Niclas Füllkrug’un gol atmasından sonraki birkaç dakika içinde, Sarı Duvar sallanıp kükrerken, Borussia Dortmund uzak bir hatıranın canlandığını hissetmiş olmalı. Saldırı dalgaları artık başı dönmüş ve bitkin durumda olan Paris St.-Germain’e çarptı. Dünya olasılıklarla parlıyordu. Şampiyonlar Ligi finalindeki yer bir an için dokunulacak kadar yakın geldi.
Dortmund’un Avrupa’yı sarstığı günlerde bu böyleydi ya da en azından buna yakın bir yaklaşımdı. Takımın kalecisi Gregor Kobel kendi ceza sahasında cesur dönüşler yapıyordu.
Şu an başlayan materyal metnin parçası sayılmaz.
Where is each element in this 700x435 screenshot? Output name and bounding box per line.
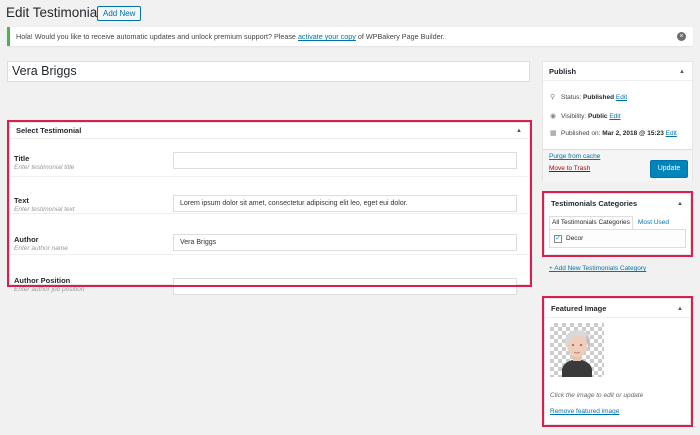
status-row: ⚲ Status: Published Edit: [550, 93, 627, 101]
publish-box: Publish ▲ ⚲ Status: Published Edit ◉ Visib…: [542, 61, 693, 181]
field-label-text: Text: [14, 196, 29, 205]
publish-title: Publish: [549, 67, 577, 76]
published-value: Mar 2, 2018 @ 15:23: [602, 130, 664, 137]
visibility-label: Visibility:: [561, 113, 587, 120]
author-position-field[interactable]: [173, 278, 517, 295]
status-edit-link[interactable]: Edit: [616, 94, 627, 101]
field-row-author-position: Author Position Enter author job positio…: [10, 255, 529, 295]
field-label-author: Author: [14, 235, 39, 244]
notice-text-suffix: of WPBakery Page Builder.: [355, 32, 445, 41]
field-hint-text: Enter testimonial text: [14, 206, 75, 213]
category-label-decor: Decor: [566, 235, 584, 242]
status-value: Published: [583, 94, 615, 101]
activate-link[interactable]: activate your copy: [298, 32, 356, 41]
publish-header[interactable]: Publish ▲: [543, 62, 692, 81]
calendar-icon: ▦: [550, 130, 557, 137]
title-field[interactable]: [173, 152, 517, 169]
update-notice: Hola! Would you like to receive automati…: [7, 27, 693, 46]
select-testimonial-box: Select Testimonial ▲ Title Enter testimo…: [9, 122, 530, 295]
field-hint-author-position: Enter author job position: [14, 286, 85, 293]
page-title: Edit Testimonial: [6, 5, 101, 20]
tab-all-categories[interactable]: All Testimonials Categories: [549, 216, 633, 229]
field-row-title: Title Enter testimonial title: [10, 140, 529, 177]
add-new-button[interactable]: Add New: [97, 6, 142, 21]
author-field[interactable]: Vera Briggs: [173, 234, 517, 251]
purge-cache-link[interactable]: Purge from cache: [549, 153, 600, 160]
dismiss-icon[interactable]: ×: [677, 32, 686, 41]
categories-title: Testimonials Categories: [551, 199, 638, 208]
post-title-input[interactable]: Vera Briggs: [7, 61, 530, 82]
field-row-text: Text Enter testimonial text Lorem ipsum …: [10, 177, 529, 214]
select-testimonial-title: Select Testimonial: [16, 126, 82, 135]
move-to-trash-link[interactable]: Move to Trash: [549, 165, 590, 172]
update-button[interactable]: Update: [650, 160, 688, 178]
pin-icon: ⚲: [550, 94, 556, 101]
category-tabs: All Testimonials Categories Most Used: [549, 216, 671, 229]
text-field[interactable]: Lorem ipsum dolor sit amet, consectetur …: [173, 195, 517, 212]
select-testimonial-header[interactable]: Select Testimonial ▲: [10, 123, 529, 139]
visibility-row: ◉ Visibility: Public Edit: [550, 112, 621, 120]
featured-image-header[interactable]: Featured Image ▲: [545, 299, 690, 318]
published-on-row: ▦ Published on: Mar 2, 2018 @ 15:23 Edit: [550, 129, 677, 137]
field-row-author: Author Enter author name Vera Briggs: [10, 214, 529, 255]
eye-icon: ◉: [550, 113, 557, 120]
field-label-title: Title: [14, 154, 30, 163]
visibility-edit-link[interactable]: Edit: [609, 113, 620, 120]
portrait-icon: [562, 330, 592, 377]
featured-image-box: Featured Image ▲ Click the image to edit…: [544, 298, 691, 425]
categories-header[interactable]: Testimonials Categories ▲: [545, 194, 690, 213]
featured-image-title: Featured Image: [551, 304, 607, 313]
field-hint-title: Enter testimonial title: [14, 164, 75, 171]
published-label: Published on:: [561, 130, 601, 137]
collapse-arrow-icon[interactable]: ▲: [677, 195, 683, 214]
decor-checkbox[interactable]: ✓: [554, 235, 562, 243]
remove-featured-image-link[interactable]: Remove featured image: [550, 408, 619, 415]
collapse-arrow-icon[interactable]: ▲: [679, 63, 685, 82]
collapse-arrow-icon[interactable]: ▲: [677, 300, 683, 319]
notice-text-prefix: Hola! Would you like to receive automati…: [16, 32, 298, 41]
categories-box: Testimonials Categories ▲ All Testimonia…: [544, 193, 691, 255]
publish-actions: Purge from cache Move to Trash Update: [543, 149, 692, 181]
field-hint-author: Enter author name: [14, 245, 68, 252]
status-label: Status:: [561, 94, 582, 101]
add-new-category-link[interactable]: + Add New Testimonials Category: [549, 265, 646, 272]
category-list: ✓ Decor: [549, 229, 686, 248]
visibility-value: Public: [587, 113, 608, 120]
published-edit-link[interactable]: Edit: [666, 130, 677, 137]
collapse-arrow-icon[interactable]: ▲: [516, 123, 522, 139]
field-label-author-position: Author Position: [14, 276, 71, 285]
featured-image-thumbnail[interactable]: [550, 323, 604, 377]
featured-image-caption: Click the image to edit or update: [550, 392, 644, 399]
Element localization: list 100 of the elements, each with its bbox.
On yıl önce takımın demirbaşlarından biri olan Mats Hummels, ayağının dış kısmıyla yavaş paslar atıyordu. Jadon Sancho ve Karim Adeyemi heyecan verici ve acımasızdı.
Elbette tüm bunların boşa gitme ihtimali de var. Aslında bir şanstan fazlası: Dortmund ikinci golün gelmemiş olmasından pişmanlık duyarak yaşayabilir. PSG’nin de tehdidini ima etmek için yeterli fırsatı vardı ve bir noktada 10 saniye arayla iki kez direğe vurdu. Salı günü Paris’te oynanacak rövanş maçında durum pek de affedici olmayabilir.
Ancak Dortmund’un Fransa’ya umutla, hatta belki biraz da beklentiyle gitmesi henüz beklenmeyen bir gelişme. Sonuçta bu haftanın Alman futbolu için cezalandırıcı bir hafta olması gerekiyordu: En çok beklenen, Bundesliga’nın iki büyük kriz kulübü Dortmund ve Bayern Münih’in Şampiyonlar Ligi yarı finalinde yer almasıydı. Ancak yine de yolun yarısında her iki takım da canlı bir şekilde hayatta kalıyor.
Dortmund’un durumu ise daha ekstrem bir durumdu. Kulüp bu sezonun çoğunu huzursuz bir ruh arayışı içinde geçirdi. Dortmund’un teknik direktörü Edin Terzic o kadar uzun süredir inceleme altında ki onun İK portalının şifresini ezberlediğini varsaymak muhtemelen adil olur. Kulüp bu hafta sonuna Bundesliga’da beşinci sırada giriyor, formu düzensiz ve ilerlemesi durmuş durumda.